There was a girl from my school who lived down the street from me. Her parents were friends of Mother, and evidently we were both smart, so we were expected to be natural friends, and were therefor formally introduced. K1 was taller than me and had long black hair that I thought must require hours of brushing. We were sitting in her tiny bedroom which she shared with a cage full of finches. They must have been a family favorite, because I can not recall a room which didn’t contain at least one pair of the tiny birds. K1 sat next to me on her bed as she slowly flipped through a binder filled with her sticker collection. Some were simple rainbows or hearts, while others contained whole novels full of fantasy imagery. She had an entire chapter dedicated to My Little Pony, which I did my best to feign disinterest in. We casually chatted about which books we were reading at the moment, and how much better third grade was than second.
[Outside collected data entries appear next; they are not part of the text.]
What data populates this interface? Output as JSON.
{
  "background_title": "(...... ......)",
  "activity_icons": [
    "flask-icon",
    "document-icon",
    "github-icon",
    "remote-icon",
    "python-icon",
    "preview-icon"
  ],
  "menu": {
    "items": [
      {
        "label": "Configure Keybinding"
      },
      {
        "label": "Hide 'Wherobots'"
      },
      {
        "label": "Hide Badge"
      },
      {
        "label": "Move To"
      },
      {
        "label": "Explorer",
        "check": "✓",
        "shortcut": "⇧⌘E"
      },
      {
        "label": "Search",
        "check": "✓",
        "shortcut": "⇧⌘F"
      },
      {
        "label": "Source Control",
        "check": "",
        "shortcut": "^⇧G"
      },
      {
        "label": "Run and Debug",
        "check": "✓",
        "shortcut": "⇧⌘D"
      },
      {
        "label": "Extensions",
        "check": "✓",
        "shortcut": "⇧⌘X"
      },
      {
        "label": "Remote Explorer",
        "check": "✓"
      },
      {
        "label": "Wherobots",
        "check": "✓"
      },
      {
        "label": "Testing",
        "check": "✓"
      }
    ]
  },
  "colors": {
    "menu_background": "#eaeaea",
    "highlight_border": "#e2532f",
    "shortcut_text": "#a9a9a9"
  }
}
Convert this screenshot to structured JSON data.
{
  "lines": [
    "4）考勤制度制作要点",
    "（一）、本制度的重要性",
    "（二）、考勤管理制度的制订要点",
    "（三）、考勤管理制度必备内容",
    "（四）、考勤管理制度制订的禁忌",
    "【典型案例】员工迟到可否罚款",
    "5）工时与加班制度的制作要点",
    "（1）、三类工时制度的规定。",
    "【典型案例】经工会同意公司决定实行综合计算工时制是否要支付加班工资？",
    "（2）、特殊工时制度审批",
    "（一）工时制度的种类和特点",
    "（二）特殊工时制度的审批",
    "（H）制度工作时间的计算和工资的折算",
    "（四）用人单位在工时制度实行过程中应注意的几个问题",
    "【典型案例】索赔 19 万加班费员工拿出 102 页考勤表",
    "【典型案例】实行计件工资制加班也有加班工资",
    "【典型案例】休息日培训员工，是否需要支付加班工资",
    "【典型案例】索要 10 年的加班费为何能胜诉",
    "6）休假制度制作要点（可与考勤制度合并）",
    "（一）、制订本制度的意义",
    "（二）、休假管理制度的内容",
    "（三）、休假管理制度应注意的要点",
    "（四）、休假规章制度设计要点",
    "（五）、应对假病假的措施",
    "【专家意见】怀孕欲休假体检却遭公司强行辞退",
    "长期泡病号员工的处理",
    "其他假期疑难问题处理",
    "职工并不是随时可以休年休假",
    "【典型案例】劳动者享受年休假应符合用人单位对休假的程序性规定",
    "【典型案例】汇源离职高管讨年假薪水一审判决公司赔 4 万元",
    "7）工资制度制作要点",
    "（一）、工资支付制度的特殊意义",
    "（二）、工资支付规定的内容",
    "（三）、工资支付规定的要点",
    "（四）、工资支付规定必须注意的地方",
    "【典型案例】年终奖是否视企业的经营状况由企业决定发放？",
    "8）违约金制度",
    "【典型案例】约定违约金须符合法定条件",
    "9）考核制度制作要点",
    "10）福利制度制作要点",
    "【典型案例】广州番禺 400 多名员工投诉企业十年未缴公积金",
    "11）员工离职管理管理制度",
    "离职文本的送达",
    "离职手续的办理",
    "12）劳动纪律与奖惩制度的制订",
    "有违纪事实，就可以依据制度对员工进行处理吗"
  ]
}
We gossiped about the school secretary’s daughters, and which of the boys were mean and which were nice. The tall, dark skinned boy, we agreed was the nicest. Then K1 showed me her mating pair of finches and their nest of tiny speckled eggs. Out the kitchen window, I could see Uncle E’s truck parked at the top of the hill. As I walked home, back up that hill, I thought about those beautiful eggs, how relaxed I felt talking with my new friend, the warmth of her bedroom, and how overall it was much easier to communicate with girls than with boys. I decided then that I needed a sticker collection of my own. Smiling, I walked past the Taboo gate as well as a barking golden retriever, and returned home to the cramped bedroom I shared with my two younger siblings.